To move towards choices that can outline desired outcomes and describe ways and means to achieve them allows for this alignment and flow of understanding.

A cascade must move in both directions

Water flows down but it is the  ‘pushing back’ provides this feedback cascade, where the real fate of change and realization resides is in recognition and ongoing dialogues. To cascade back, clarity or questioning needs a mechanism or process to return to the top. You gain alignment through this method of cascading both up and down organizations in deliberate ways. We are seeking this alignment constantly, it is the lightning rod that transmits the energy to gain fusion.

To encourage alignment, they need to be explicitly linked to key desired behaviors, determined by the needs of the individual organization. Alignment needs to equally map back to a high consistency in core values expected in practicing, as important. I would suggest a good innovation governance design significantly helps this. This is where building the innovation culture, the environment it works within and the climate that is encouraged prompts the dialogue, conversation, and engagement.

Underpinning this alignment within the Cascade’s design and identification, you equally build a ‘belief’ audit. Its aim is to uncover where alignment is achieved, misunderstood and equally highlights where it needs a better bridging mechanism and most importantly, where there is critical misalignment to be addressed at a higher level. This belief audit strengthens the choice-cascade model as it opens up the dialogue surrounding innovation and its strategic (or operational only) alignment.

How can innovation get squared away with strategy?

As I mentioned earlier it is getting innovation into this ‘choice mentality’ on where to play and what seems to be the real wins by providing as much understanding of the judgment of why it contributes to the strategic goals. You align it or ‘flag’ it. To get innovation to align you need to discuss a whole array of gaps. It needs dialogues, engagement and a clear, cohesive set of ‘shared’ objectives of what innovation can make a contribution and deliver a difference.

Clearly, if you lack this deep understanding of how the organization’s strategy was brought together, the thinking behind it, then innovation will often fall short in delivery, as it can’t have enough of the understanding to be aligned. Making hard choices is tied to aspirations of knowing where you want to place your bets, to win.

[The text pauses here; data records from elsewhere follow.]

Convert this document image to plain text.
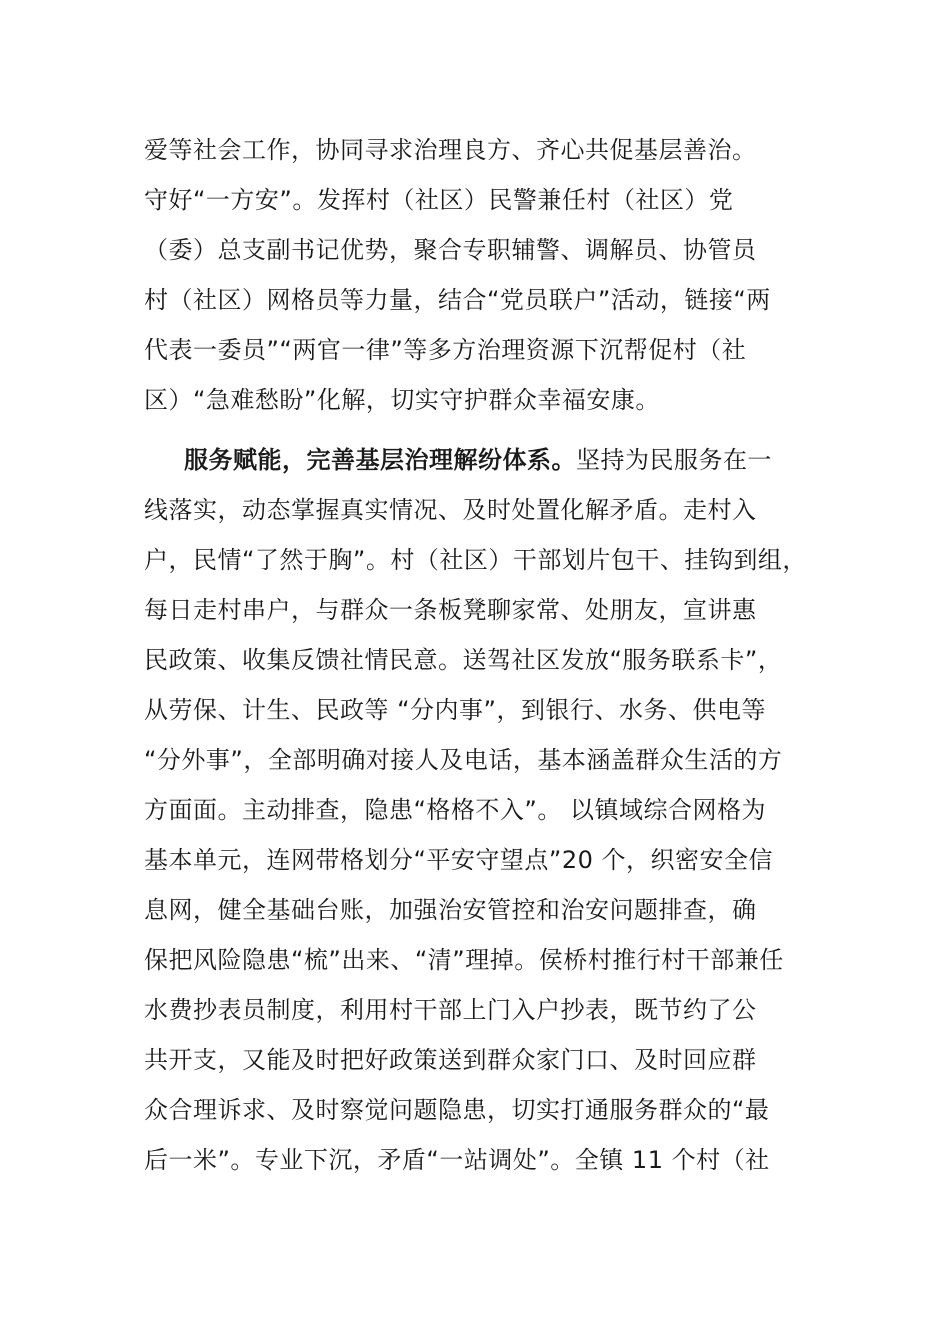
爱等社会工作，协同寻求治理良方、齐心共促基层善治。
守好“一方安”。发挥村（社区）民警兼任村（社区）党
（委）总支副书记优势，聚合专职辅警、调解员、协管员
村（社区）网格员等力量，结合“党员联户”活动，链接“两
代表一委员”“两官一律”等多方治理资源下沉帮促村（社
区）“急难愁盼”化解，切实守护群众幸福安康。
服务赋能，完善基层治理解纷体系。坚持为民服务在一
线落实，动态掌握真实情况、及时处置化解矛盾。走村入
户，民情“了然于胸”。村（社区）干部划片包干、挂钩到组，
每日走村串户，与群众一条板凳聊家常、处朋友，宣讲惠
民政策、收集反馈社情民意。送驾社区发放“服务联系卡”，
从劳保、计生、民政等 “分内事”，到银行、水务、供电等
“分外事”，全部明确对接人及电话，基本涵盖群众生活的方
方面面。主动排查，隐患“格格不入”。 以镇域综合网格为
基本单元，连网带格划分“平安守望点”20 个，织密安全信
息网，健全基础台账，加强治安管控和治安问题排查，确
保把风险隐患“梳”出来、“清”理掉。侯桥村推行村干部兼任
水费抄表员制度，利用村干部上门入户抄表，既节约了公
共开支，又能及时把好政策送到群众家门口、及时回应群
众合理诉求、及时察觉问题隐患，切实打通服务群众的“最
后一米”。专业下沉，矛盾“一站调处”。全镇 11 个村（社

Often it is within the strategies lies the potential new spaces to play. Strategy informs innovation. It becomes the catalyst of where-to-play and how-to-win and with this, you are giving innovators a better chance to deliver back concepts for those hard choices to be made, designed around innovate concepts that align and feeds the strategic design with winning designs

Having a cascading model in place allows that essential ‘flow’ that connects innovation to strategy but more importantly becomes the connecting point for all within the organization to identify with and…..align too.